In my experience, the partial credential success only results in an external scan (mostly protocol misconfigurations). I get no missing patches or related software vulns when partial credential success occurs.

david_randolph · November 6, 2020, 9:46pm

I opened a case yesterday about the port 135 failure. I did a wireshark & the scanned machine is returning an RPC bind_nak with “protocol version not supported”. I can’t tell much else about the problem.
Unfortunately the complimentary scanning doesn’t seem to work with the policy module which is what I’m trying to get working right now.

david_randolph · November 6, 2020, 10:59pm

I think there may be an inconsistency in the testing of port 135. I did some more digging & it looks like something that isn’t an RPC bind packet is being sent from IVM to the scanned host. That’s then being rejected, the connection gets closed, and we get that weird EOF message.

I would be curious to see the results of a test of port 135 that succeeds somewhere & what the wireshark of that looks like.

syed_sajjad_jaffer_rizvi · December 17, 2020, 7:42am

Hi David,

I am facing same issue, have you got any response from support on this or any workaround

regards

david_randolph · December 17, 2020, 2:05pm

I’m working on getting a session with support where they get on my machine & I show them.

michael_galhouse · January 5, 2021, 11:20pm

Any update on this?

khant_khant · January 12, 2021, 7:54pm

Did it Work?

david_randolph · January 25, 2021, 8:37pm

at one point they mentioned that this was a known bug in the test.

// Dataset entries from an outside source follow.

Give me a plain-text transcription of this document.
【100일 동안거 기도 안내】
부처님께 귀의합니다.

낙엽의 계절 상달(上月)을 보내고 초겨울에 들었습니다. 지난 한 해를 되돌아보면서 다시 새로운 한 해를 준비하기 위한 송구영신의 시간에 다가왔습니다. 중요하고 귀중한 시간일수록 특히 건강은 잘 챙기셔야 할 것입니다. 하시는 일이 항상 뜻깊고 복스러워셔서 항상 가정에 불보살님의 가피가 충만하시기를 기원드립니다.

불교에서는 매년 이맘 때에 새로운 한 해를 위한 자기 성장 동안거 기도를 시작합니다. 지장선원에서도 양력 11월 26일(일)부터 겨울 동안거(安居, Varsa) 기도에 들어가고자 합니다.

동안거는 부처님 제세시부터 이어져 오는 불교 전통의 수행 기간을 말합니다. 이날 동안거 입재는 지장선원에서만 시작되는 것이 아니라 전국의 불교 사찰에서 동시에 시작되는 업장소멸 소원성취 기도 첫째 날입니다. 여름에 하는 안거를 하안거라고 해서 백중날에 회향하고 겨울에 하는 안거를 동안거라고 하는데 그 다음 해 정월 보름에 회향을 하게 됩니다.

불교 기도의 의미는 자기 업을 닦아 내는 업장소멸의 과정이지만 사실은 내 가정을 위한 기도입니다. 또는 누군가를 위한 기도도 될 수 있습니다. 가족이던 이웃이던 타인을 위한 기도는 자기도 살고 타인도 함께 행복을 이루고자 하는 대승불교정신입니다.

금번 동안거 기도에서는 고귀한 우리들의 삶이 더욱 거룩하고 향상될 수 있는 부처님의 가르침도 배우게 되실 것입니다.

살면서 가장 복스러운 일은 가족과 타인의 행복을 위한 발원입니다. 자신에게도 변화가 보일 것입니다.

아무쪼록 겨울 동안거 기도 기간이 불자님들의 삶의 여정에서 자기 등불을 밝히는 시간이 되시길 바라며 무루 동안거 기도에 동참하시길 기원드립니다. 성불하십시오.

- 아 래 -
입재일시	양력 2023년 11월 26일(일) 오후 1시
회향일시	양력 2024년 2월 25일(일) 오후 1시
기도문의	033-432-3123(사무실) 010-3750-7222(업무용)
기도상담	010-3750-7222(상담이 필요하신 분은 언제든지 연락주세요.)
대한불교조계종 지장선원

adrian_borlea · February 3, 2021, 5:39am

There have been a lot of issues with user locking out because of some ports. Unfortunately, we were not able to capture the port, but seems that recreating the user with other name fixed it for some domains not for all.

robert_guglielmo · March 10, 2021, 2:31pm

@support_rapid7 Any update on this? I have customers that are failing on 135 and we can not seem to figure the issue out. FW rules are allowed. What is the key factors to getting this to work? 445 is working just fine. 135 is not.